Crucially, the team is not something the county deploys on its own authority. It’s a requestable resource that municipalities tap only after signing onto the Memorandum of Understanding (MOU).
“We don’t own it, we’re just a part of it. We’re just taking the lead,” Deal said. When a community realized it was overwhelmed, it reached out to the EOC and requested the team. Waukesha County’s Office of Emergency Management polled members, coordinated deployment and sent crews out in groups of three or four to report to a municipal coordinator staged at a city or village hall. Local officials identified the areas to canvass; the county tracked accountability. Teams were also advised to coordinate with local law enforcement for safety — a lesson drawn in part from the risks responders faced in the aftermath of flooding in North Carolina.
Measuring what worked
By drawing on this resource, Waukesha County didn’t have to compete for the regional mutual-aid resources that were flowing toward neighboring Milwaukee County, which was hit even harder.
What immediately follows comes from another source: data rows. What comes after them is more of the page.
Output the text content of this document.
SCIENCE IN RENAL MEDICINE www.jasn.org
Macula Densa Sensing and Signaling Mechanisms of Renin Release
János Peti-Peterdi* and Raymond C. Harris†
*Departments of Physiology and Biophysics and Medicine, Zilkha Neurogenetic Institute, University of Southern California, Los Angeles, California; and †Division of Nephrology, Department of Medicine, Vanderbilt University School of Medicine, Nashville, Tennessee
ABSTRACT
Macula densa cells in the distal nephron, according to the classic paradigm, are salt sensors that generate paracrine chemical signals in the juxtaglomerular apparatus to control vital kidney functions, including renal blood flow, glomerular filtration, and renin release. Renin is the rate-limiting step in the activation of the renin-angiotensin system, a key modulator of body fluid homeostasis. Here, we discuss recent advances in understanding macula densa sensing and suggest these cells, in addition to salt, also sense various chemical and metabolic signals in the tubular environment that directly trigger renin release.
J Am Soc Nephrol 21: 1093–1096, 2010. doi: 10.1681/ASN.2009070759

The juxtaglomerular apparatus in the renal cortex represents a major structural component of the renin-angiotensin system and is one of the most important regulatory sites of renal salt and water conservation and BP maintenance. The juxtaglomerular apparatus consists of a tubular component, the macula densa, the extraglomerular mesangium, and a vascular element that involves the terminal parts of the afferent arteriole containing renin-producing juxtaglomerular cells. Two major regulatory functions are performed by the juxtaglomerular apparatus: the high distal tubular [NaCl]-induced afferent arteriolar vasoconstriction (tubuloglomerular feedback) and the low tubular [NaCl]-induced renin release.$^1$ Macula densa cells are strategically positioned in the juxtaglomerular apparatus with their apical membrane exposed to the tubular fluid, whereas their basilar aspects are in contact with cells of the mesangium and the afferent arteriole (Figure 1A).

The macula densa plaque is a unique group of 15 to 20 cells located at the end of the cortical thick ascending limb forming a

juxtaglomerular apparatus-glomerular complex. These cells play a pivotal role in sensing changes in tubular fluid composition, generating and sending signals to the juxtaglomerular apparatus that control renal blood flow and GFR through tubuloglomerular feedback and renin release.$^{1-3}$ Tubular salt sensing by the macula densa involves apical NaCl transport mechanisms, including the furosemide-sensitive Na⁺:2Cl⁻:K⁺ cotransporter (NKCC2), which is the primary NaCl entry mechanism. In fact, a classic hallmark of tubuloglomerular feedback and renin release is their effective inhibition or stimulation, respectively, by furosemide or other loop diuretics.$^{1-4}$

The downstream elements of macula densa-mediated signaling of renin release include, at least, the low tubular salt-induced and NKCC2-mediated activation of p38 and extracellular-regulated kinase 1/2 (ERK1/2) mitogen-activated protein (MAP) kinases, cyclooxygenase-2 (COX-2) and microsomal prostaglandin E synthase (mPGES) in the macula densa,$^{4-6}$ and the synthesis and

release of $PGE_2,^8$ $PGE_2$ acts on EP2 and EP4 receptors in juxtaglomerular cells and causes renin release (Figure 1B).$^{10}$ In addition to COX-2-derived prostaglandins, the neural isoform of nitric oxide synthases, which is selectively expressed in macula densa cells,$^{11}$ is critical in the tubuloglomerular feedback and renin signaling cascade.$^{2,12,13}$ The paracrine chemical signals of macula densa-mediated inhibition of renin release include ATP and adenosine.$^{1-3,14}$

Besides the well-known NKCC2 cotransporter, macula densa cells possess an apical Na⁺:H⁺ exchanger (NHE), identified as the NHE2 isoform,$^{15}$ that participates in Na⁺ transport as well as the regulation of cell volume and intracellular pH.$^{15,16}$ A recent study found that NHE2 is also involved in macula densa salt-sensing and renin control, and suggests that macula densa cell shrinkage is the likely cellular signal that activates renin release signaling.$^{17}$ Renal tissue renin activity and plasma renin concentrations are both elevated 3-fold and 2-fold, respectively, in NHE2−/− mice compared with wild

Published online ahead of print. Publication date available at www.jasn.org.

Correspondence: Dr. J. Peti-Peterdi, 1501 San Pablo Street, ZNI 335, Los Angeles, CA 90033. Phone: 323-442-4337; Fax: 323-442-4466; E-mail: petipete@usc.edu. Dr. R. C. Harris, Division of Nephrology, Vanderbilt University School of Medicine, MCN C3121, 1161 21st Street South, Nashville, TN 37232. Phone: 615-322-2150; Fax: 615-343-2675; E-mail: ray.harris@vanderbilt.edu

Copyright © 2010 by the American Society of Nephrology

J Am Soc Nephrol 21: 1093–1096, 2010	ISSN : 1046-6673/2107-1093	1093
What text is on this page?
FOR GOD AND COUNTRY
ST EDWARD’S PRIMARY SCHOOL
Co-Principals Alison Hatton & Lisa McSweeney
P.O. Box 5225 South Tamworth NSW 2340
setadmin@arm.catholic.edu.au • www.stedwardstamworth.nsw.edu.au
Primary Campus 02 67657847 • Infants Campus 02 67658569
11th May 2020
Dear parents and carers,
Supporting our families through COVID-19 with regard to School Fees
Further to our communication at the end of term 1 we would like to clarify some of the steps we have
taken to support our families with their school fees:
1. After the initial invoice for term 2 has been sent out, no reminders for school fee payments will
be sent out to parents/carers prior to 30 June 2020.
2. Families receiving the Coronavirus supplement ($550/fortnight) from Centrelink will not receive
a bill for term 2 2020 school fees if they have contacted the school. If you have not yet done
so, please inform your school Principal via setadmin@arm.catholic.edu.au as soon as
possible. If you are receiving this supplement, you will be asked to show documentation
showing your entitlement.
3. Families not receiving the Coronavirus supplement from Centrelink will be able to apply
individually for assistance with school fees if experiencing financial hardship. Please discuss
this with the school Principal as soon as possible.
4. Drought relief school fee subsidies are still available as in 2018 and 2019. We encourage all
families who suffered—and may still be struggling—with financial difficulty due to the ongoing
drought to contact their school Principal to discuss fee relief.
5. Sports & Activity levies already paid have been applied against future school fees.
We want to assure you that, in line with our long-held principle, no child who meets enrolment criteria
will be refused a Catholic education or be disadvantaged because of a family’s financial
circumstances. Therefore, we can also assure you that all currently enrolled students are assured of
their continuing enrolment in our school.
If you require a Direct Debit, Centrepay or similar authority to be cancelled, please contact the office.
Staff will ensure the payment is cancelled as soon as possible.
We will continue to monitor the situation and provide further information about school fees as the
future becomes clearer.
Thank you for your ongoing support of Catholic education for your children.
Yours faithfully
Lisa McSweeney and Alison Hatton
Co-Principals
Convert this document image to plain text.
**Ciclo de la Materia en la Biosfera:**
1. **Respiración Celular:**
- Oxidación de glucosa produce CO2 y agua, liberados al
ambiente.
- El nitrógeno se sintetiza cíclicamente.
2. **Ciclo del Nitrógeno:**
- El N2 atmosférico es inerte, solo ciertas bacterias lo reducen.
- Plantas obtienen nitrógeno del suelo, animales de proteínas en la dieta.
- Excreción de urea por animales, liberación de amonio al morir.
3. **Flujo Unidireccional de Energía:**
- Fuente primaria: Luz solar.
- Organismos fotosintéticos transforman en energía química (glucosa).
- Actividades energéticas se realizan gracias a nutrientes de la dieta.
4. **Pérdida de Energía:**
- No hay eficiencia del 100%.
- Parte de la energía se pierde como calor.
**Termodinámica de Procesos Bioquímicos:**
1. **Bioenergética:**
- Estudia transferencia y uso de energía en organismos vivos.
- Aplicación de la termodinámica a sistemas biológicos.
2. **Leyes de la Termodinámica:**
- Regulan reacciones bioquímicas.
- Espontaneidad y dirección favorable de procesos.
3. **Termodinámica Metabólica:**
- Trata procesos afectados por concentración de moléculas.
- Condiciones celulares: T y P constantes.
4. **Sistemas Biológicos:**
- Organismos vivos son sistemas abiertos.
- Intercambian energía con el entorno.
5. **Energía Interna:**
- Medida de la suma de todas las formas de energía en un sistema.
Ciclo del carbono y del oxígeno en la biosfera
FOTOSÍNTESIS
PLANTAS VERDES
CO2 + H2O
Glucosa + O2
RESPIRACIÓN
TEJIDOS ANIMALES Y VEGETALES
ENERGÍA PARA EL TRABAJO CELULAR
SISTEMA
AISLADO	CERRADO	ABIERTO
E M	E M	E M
“When we were able to be self-sufficient,” Deal said, his office could stay in the EOC and focus on quality control and quality assurance of the submissions, rather than pulling staff out to collect data and thinning coverage on both ends.
The recovery numbers followed. The August flooding drew a presidential major disaster declaration in September 2025 that made Waukesha County residents eligible for FEMA Individual Assistance. Freeman said the disaster ultimately brought roughly $19.5 million in FEMA assistance to impacted residents, along with about $4.5 million in low-interest U.S. Small Business Administration disaster loans. There’s no way to know exactly where the eligibility cutoff fell, he acknowledged — “it is a sliding scale” — but getting more complete, higher-quality assessments in quickly could only help the county’s case.
Today, the team numbers 93 members drawn from 26 municipalities. Owning its own survey has let the county pre-populate the forms FEMA requires and hand municipal partners near-complete documentation to finish, rather than sending blank links to contacts who may not have the details on hand. Deal now works closely with the state’s GIS coordinator and sits on Wisconsin’s work group for updating its damage assessment survey and processes.
“We kind of trade our little secrets and go back and forth,” he said.